Der Arbeiter apparve in Germania nel 1932, quando il suo autore, Ernst Jünger (1895-1998), aveva trentasette anni ed era un esponente di rilievo della Rivoluzione Conservatrice. La sua prima traduzione integrale in italiano si è avuta soltanto oltre mezzo secolo dopo, nel 1985.
Inutilmente, già negli Anni Cinquanta, come è documentato dalla lettera inedita riportata in questo libro, Julius Evola aveva cercato di farlo pubblicare; non essendo riuscito nel suo intento, decise di realizzarne una lunga parafrasi commentata: un saggio che alternava ad ampi brani dell’Arbeiter spiegazioni, giudizi, ampliamenti di vedute, rettifiche di mira in base a coordinate più “tradizionali”, aggiornamenti necessari per il secondo dopoguerra, in modo da renderla opera autonoma e personale.
Evola scelse di tradurre il titolo come “Operaio”, e non come “Lavoratore” o “Milite del lavoro” secondo altre, peraltro autorevoli, proposte degli Anni Trenta. Il volume apparve una prima volta nel 1960, quindi nel 1974. Questa nuova edizione è integrata da una appendice che riunisce altri interventi evoliani su Jünger pubblicati fra il 1943 e il 1974 che documentano l’evolversi del suo punto di vista, ed un’ampia bibliografia italiana dello scrittore tedesco.

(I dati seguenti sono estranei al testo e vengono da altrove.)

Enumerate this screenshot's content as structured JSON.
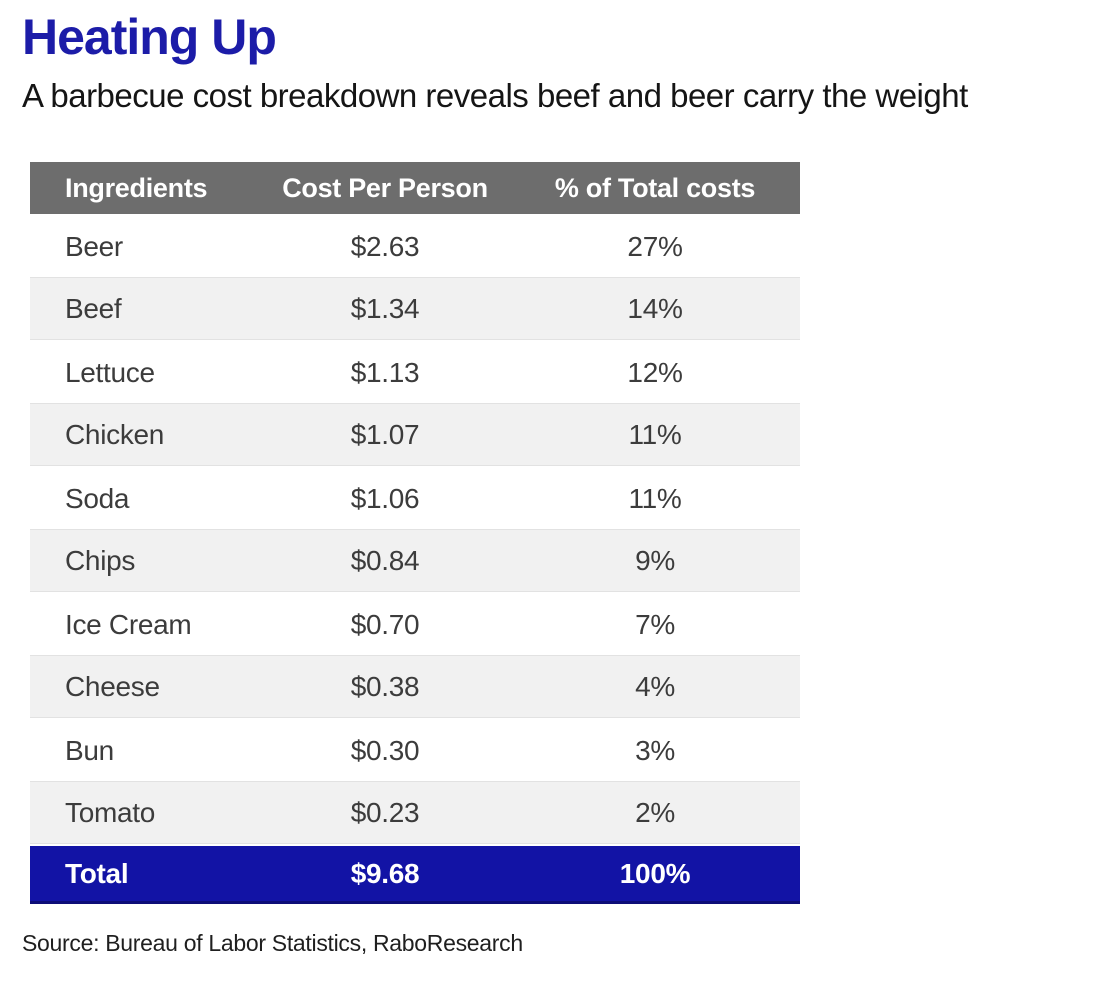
{
  "title": "Heating Up",
  "subtitle": "A barbecue cost breakdown reveals beef and beer carry the weight",
  "source": "Source: Bureau of Labor Statistics, RaboResearch",
  "colors": {
    "headline_blue": "#1c1ca8",
    "header_gray": "#6d6d6d",
    "total_row_blue": "#1213a5",
    "alt_row_gray": "#f1f1f1",
    "body_text": "#3c3c3c"
  },
  "chart_data": {
    "type": "table",
    "title": "Heating Up",
    "subtitle": "A barbecue cost breakdown reveals beef and beer carry the weight",
    "columns": [
      "Ingredients",
      "Cost Per Person",
      "% of Total costs"
    ],
    "rows": [
      {
        "ingredient": "Beer",
        "cost": "$2.63",
        "pct": "27%",
        "cost_usd": 2.63,
        "pct_value": 27
      },
      {
        "ingredient": "Beef",
        "cost": "$1.34",
        "pct": "14%",
        "cost_usd": 1.34,
        "pct_value": 14
      },
      {
        "ingredient": "Lettuce",
        "cost": "$1.13",
        "pct": "12%",
        "cost_usd": 1.13,
        "pct_value": 12
      },
      {
        "ingredient": "Chicken",
        "cost": "$1.07",
        "pct": "11%",
        "cost_usd": 1.07,
        "pct_value": 11
      },
      {
        "ingredient": "Soda",
        "cost": "$1.06",
        "pct": "11%",
        "cost_usd": 1.06,
        "pct_value": 11
      },
      {
        "ingredient": "Chips",
        "cost": "$0.84",
        "pct": "9%",
        "cost_usd": 0.84,
        "pct_value": 9
      },
      {
        "ingredient": "Ice Cream",
        "cost": "$0.70",
        "pct": "7%",
        "cost_usd": 0.7,
        "pct_value": 7
      },
      {
        "ingredient": "Cheese",
        "cost": "$0.38",
        "pct": "4%",
        "cost_usd": 0.38,
        "pct_value": 4
      },
      {
        "ingredient": "Bun",
        "cost": "$0.30",
        "pct": "3%",
        "cost_usd": 0.3,
        "pct_value": 3
      },
      {
        "ingredient": "Tomato",
        "cost": "$0.23",
        "pct": "2%",
        "cost_usd": 0.23,
        "pct_value": 2
      }
    ],
    "total": {
      "ingredient": "Total",
      "cost": "$9.68",
      "pct": "100%",
      "cost_usd": 9.68,
      "pct_value": 100
    },
    "source": "Source: Bureau of Labor Statistics, RaboResearch",
    "legend_position": "none",
    "grid": false
  }
}
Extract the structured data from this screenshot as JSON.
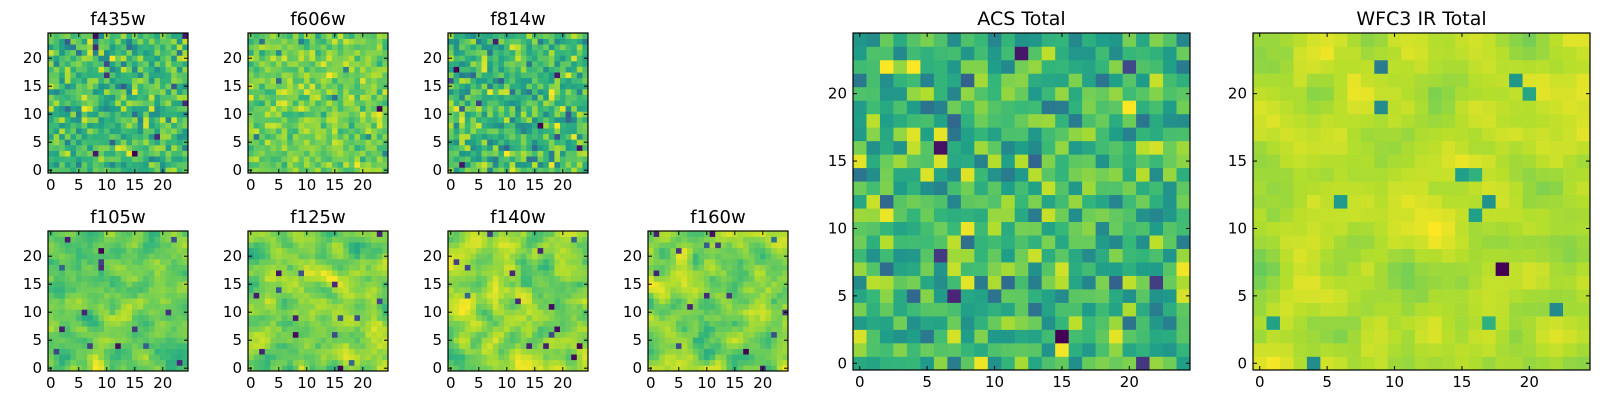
{
  "chart_data": [
    {
      "type": "heatmap",
      "title": "f435w",
      "xticks": [
        0,
        5,
        10,
        15,
        20
      ],
      "yticks": [
        0,
        5,
        10,
        15,
        20
      ],
      "xlim": [
        -0.5,
        24.5
      ],
      "ylim": [
        -0.5,
        24.5
      ],
      "grid_size": 25,
      "colormap": "viridis",
      "seed": 11,
      "smooth": 0
    },
    {
      "type": "heatmap",
      "title": "f606w",
      "xticks": [
        0,
        5,
        10,
        15,
        20
      ],
      "yticks": [
        0,
        5,
        10,
        15,
        20
      ],
      "xlim": [
        -0.5,
        24.5
      ],
      "ylim": [
        -0.5,
        24.5
      ],
      "grid_size": 25,
      "colormap": "viridis",
      "seed": 23,
      "smooth": 0
    },
    {
      "type": "heatmap",
      "title": "f814w",
      "xticks": [
        0,
        5,
        10,
        15,
        20
      ],
      "yticks": [
        0,
        5,
        10,
        15,
        20
      ],
      "xlim": [
        -0.5,
        24.5
      ],
      "ylim": [
        -0.5,
        24.5
      ],
      "grid_size": 25,
      "colormap": "viridis",
      "seed": 37,
      "smooth": 0
    },
    {
      "type": "heatmap",
      "title": "f105w",
      "xticks": [
        0,
        5,
        10,
        15,
        20
      ],
      "yticks": [
        0,
        5,
        10,
        15,
        20
      ],
      "xlim": [
        -0.5,
        24.5
      ],
      "ylim": [
        -0.5,
        24.5
      ],
      "grid_size": 25,
      "colormap": "viridis",
      "seed": 41,
      "smooth": 1
    },
    {
      "type": "heatmap",
      "title": "f125w",
      "xticks": [
        0,
        5,
        10,
        15,
        20
      ],
      "yticks": [
        0,
        5,
        10,
        15,
        20
      ],
      "xlim": [
        -0.5,
        24.5
      ],
      "ylim": [
        -0.5,
        24.5
      ],
      "grid_size": 25,
      "colormap": "viridis",
      "seed": 53,
      "smooth": 1
    },
    {
      "type": "heatmap",
      "title": "f140w",
      "xticks": [
        0,
        5,
        10,
        15,
        20
      ],
      "yticks": [
        0,
        5,
        10,
        15,
        20
      ],
      "xlim": [
        -0.5,
        24.5
      ],
      "ylim": [
        -0.5,
        24.5
      ],
      "grid_size": 25,
      "colormap": "viridis",
      "seed": 67,
      "smooth": 1
    },
    {
      "type": "heatmap",
      "title": "f160w",
      "xticks": [
        0,
        5,
        10,
        15,
        20
      ],
      "yticks": [
        0,
        5,
        10,
        15,
        20
      ],
      "xlim": [
        -0.5,
        24.5
      ],
      "ylim": [
        -0.5,
        24.5
      ],
      "grid_size": 25,
      "colormap": "viridis",
      "seed": 71,
      "smooth": 1
    },
    {
      "type": "heatmap",
      "title": "ACS Total",
      "xticks": [
        0,
        5,
        10,
        15,
        20
      ],
      "yticks": [
        0,
        5,
        10,
        15,
        20
      ],
      "xlim": [
        -0.5,
        24.5
      ],
      "ylim": [
        -0.5,
        24.5
      ],
      "grid_size": 25,
      "colormap": "viridis",
      "seed": 83,
      "smooth": 0
    },
    {
      "type": "heatmap",
      "title": "WFC3 IR Total",
      "xticks": [
        0,
        5,
        10,
        15,
        20
      ],
      "yticks": [
        0,
        5,
        10,
        15,
        20
      ],
      "xlim": [
        -0.5,
        24.5
      ],
      "ylim": [
        -0.5,
        24.5
      ],
      "grid_size": 25,
      "colormap": "viridis",
      "seed": 97,
      "smooth": 1
    }
  ]
}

La scelta di Evola di presentare al lettore italiano proprio L’Operaio, tra le molte opere di Jünger, è presto spiegata: si tratta infatti di quella maggiormente significativa del primo periodo dello scrittore, che per Evola era il più importante, in cui si affronta nella sua essenza il problema della visione e del significato della vita nell’epoca moderna, soprattutto nell’era della tecnica. Analisi di vivo interesse non soltanto negli anni in cui venne scritto, ma tuttora quanto mai attuale, dato che la Modernità ha forse modificato volto, ma nella sostanza è rimasta identica riguardo a metodologie e scopi.
Sicché quanto Jünger indicava nel 1932 agli uomini più responsabili vale ancor oggi sul piano di una concezione antiborghese ed “eroica” della vita, capace di risollevarli dallo stato di abbandono psicologico in cui sembravano precipitati. Il libro di Jünger si presenta da un lato come una acuta diagnosi del mondo contemporaneo, lontana da ogni pessimismo di maniera o di ottimismo acritico, espressa con la forza della drammatizzante fantasia di un grande artista, dall’altra come l’indicazione di uno stile di vita per non diventare succubi della Modernità e, al contrario, volgere a proprio vantaggio le sue dinamiche distruttive.
Sicché l'Operaio jüngeriano non è una classe sociale e ancor meno il “lavoratore proletario”, bensì il simbolo di un nuovo tipo umano capace di trasformare in forza spiritualmente formatrice tutto ciò che di apparentemente pericoloso presenta l’epoca ultima. Il che non poteva non interessare l’Evola de Lo yoga della potenza e di Cavalcare la tigre.
Un libro, quindi, che sul piano polemico si oppone al materialismo economico, agli ideali di una prosperità da “bestiame bovino”, alla borghesizzazione degli stessi gruppi che ostentano la divisa dell’antiborghesia, mentre sul piano costruttivo intende affermare la necessità di una educazione volta a formare un nuovo tipo d’uomo, disposto a dare assai più che a chiedere, al fine di superare la crisi da cui è sconvolto il mondo moderno.
Infatti, la “via della salamandra” dell’“Operaio” jüngeriano che passa indenne attraverso il fuoco, è identica al “cavalcare la tigre” dell’“uomo differenziato” evoliano.